ICYMI: Michael wrote about the National Religious Broadcaster Association’s firing of Dan Darling, and President Biden’s invocation of Isaiah 6:8 in a subscriber-only post yesterday, and we’ve been hearing great feedback about it.
Now for your Top 5…
The Top 5 articles for your week:
“Demography Is Not Destiny” (The Atlantic)
Because any kind of deterministic thinking when it comes to the latest census numbers is bound to mislead and disempower.
Political parties and identities are not static, and few concepts are as elastic as the invention of race, in particular the category of “white,” which is defined not just by looks and ancestry, but also by ideology and class. The fact that fewer Americans identify as white in the 2020 census than did 10 years before does not spell doom for the Republican Party, nor does it herald an era of political dominance for the Democrats, despite the forlorn cries of those who are committed less to conservatism as an ideology than the political and cultural hegemony of those they consider white.
“What Will Become of Afghanistan’s Post-9/11 Generation?” (New York Times Magazine)
Because this photo essay documents a generation of Afghans whose lives have been deeply impacted by American power.
“I miss Afghanistan,” he said. “I pity Afghanistan. I know the Taliban has taken Kabul. I think the country will be filled with war and kidnapping.” Asked what he wants to be one day, he laughed.
“The Incoherence of American History” (The New Republic)
Because Osita Nwanevu reviews Alan Taylor’s trilogy on American history, especially Taylor’s latest book on the history of the American Revolution, and finds that the stories told about American history aren’t as neat and tidy as many would like it to be.

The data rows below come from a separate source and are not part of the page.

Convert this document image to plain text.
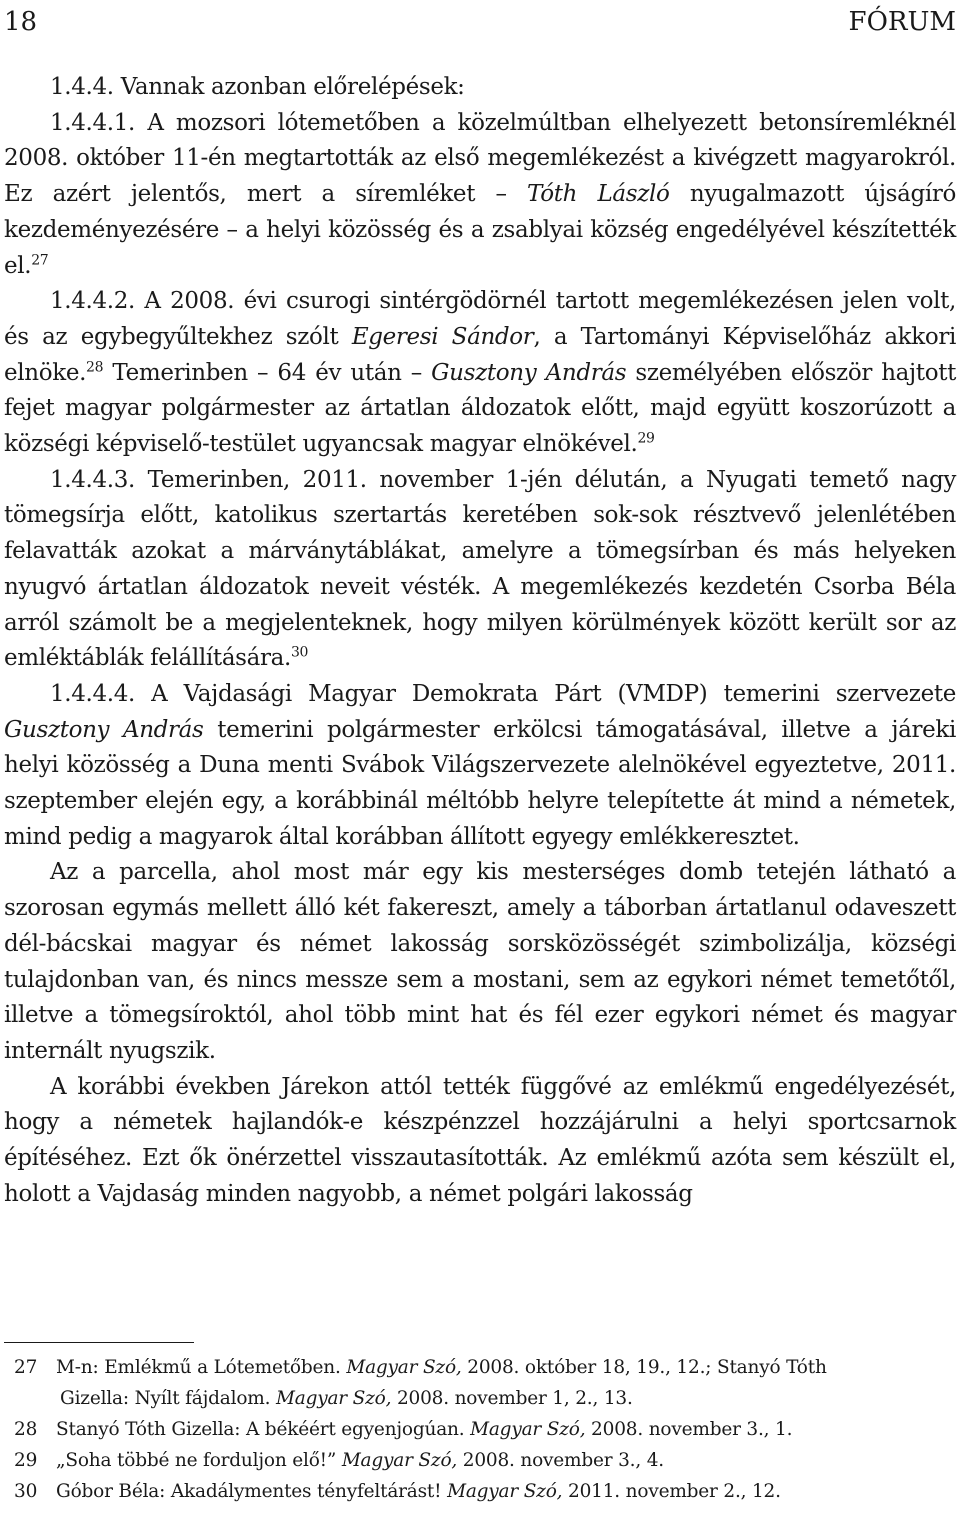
18	FÓRUM

1.4.4. Vannak azonban előrelépések:

1.4.4.1. A mozsori lótemetőben a közelmúltban elhelyezett betonsíremléknél 2008. október 11-én megtartották az első megemlékezést a kivégzett magyarokról. Ez azért jelentős, mert a síremléket – Tóth László nyugalmazott újságíró kezdeményezésére – a helyi közösség és a zsablyai község engedélyével készítették el.$^{27}$

1.4.4.2. A 2008. évi csurogi sintérgödörnél tartott megemlékezésen jelen volt, és az egybegyűltekhez szólt Egeresi Sándor, a Tartományi Képviselőház akkori elnöke.$^{28}$ Temerinben – 64 év után – Gusztony András személyében először hajtott fejet magyar polgármester az ártatlan áldozatok előtt, majd együtt koszorúzott a községi képviselő-testület ugyancsak magyar elnökével.$^{29}$

1.4.4.3. Temerinben, 2011. november 1-jén délután, a Nyugati temető nagy tömegsírja előtt, katolikus szertartás keretében sok-sok résztvevő jelenlétében felavatták azokat a márványtáblákat, amelyre a tömegsírban és más helyeken nyugvó ártatlan áldozatok neveit vésték. A megemlékezés kezdetén Csorba Béla arról számolt be a megjelenteknek, hogy milyen körülmények között került sor az emléktáblák felállítására.$^{30}$

1.4.4.4. A Vajdasági Magyar Demokrata Párt (VMDP) temerini szervezete Gusztony András temerini polgármester erkölcsi támogatásával, illetve a járeki helyi közösség a Duna menti Svábok Világszervezete alelnökével egyeztetve, 2011. szeptember elején egy, a korábbinál méltóbb helyre telepítette át mind a németek, mind pedig a magyarok által korábban állított egyegy emlékkeresztet.

Az a parcella, ahol most már egy kis mesterséges domb tetején látható a szorosan egymás mellett álló két fakereszt, amely a táborban ártatlanul odaveszett dél-bácskai magyar és német lakosság sorsközösségét szimbolizálja, községi tulajdonban van, és nincs messze sem a mostani, sem az egykori német temetőtől, illetve a tömegsíroktól, ahol több mint hat és fél ezer egykori német és magyar internált nyugszik.

A korábbi években Járekon attól tették függővé az emlékmű engedélyezését, hogy a németek hajlandók-e készpénzzel hozzájárulni a helyi sportcsarnok építéséhez. Ezt ők önérzettel visszautasították. Az emlékmű azóta sem készült el, holott a Vajdaság minden nagyobb, a német polgári lakosság

27	M-n: Emlékmű a Lótemetőben. Magyar Szó, 2008. október 18, 19., 12.; Stanyó Tóth
Gizella: Nyílt fájdalom. Magyar Szó, 2008. november 1, 2., 13.
28	Stanyó Tóth Gizella: A békéért egyenjogúan. Magyar Szó, 2008. november 3., 1.
29	„Soha többé ne forduljon elő!” Magyar Szó, 2008. november 3., 4.
30	Góbor Béla: Akadálymentes tényfeltárást! Magyar Szó, 2011. november 2., 12.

The popular narratives we construct, to noble and ignoble ends, do not and cannot do justice to the interplay of agents, institutions, systems, and ideologies that actually shape history. We can find logic in the chaos. We might discern, in historical material, forces and circumstances that may have made, and may still make, certain outcomes likely or liable to recur. None of this amounts to spiritual predestination. You simply will not find, even in the best histories, binding instructions from the dead as to who or what the living ought to be.
“The Pandemic Is Making Dads Reevaluate Their Work-Life Balance” (The Atlantic)
Because here at the newsletter, we continue to pay attention to how the pandemic is reshaping major pillars in society — work, family life, religious practice, the economy, communities, etc.
But the pandemic, in an admittedly highly unpleasant way, gave dads more family time, yielding effects similar to those of paternity leave. I heard from dads who felt more bonded with their baby than they otherwise would have been, who triaged the onslaught of newborn caregiving and cleanup alongside their partner, and who felt equipped to soothe their child instead of turning to their wife. None of that should be remarkable, but it is.
“Her Name Is Not Honey Boo Boo” (Teen Vogue)
Because you may have watched TLC’s once-viral show, “Here Comes Honey Boo Boo” and know who Honey Boo Boo is, and her real name is Alana Thompson. This Teen Vogue profile is refreshingly interesting and will provoke further conversation around reality TV, celebrity culture, and child stars.
Amid discourse on how we talk about teenage girls, particularly those who have a level of cultural presence and celebrity power that renders it too easy to think of them as icons or examples rather than human beings, is Alana.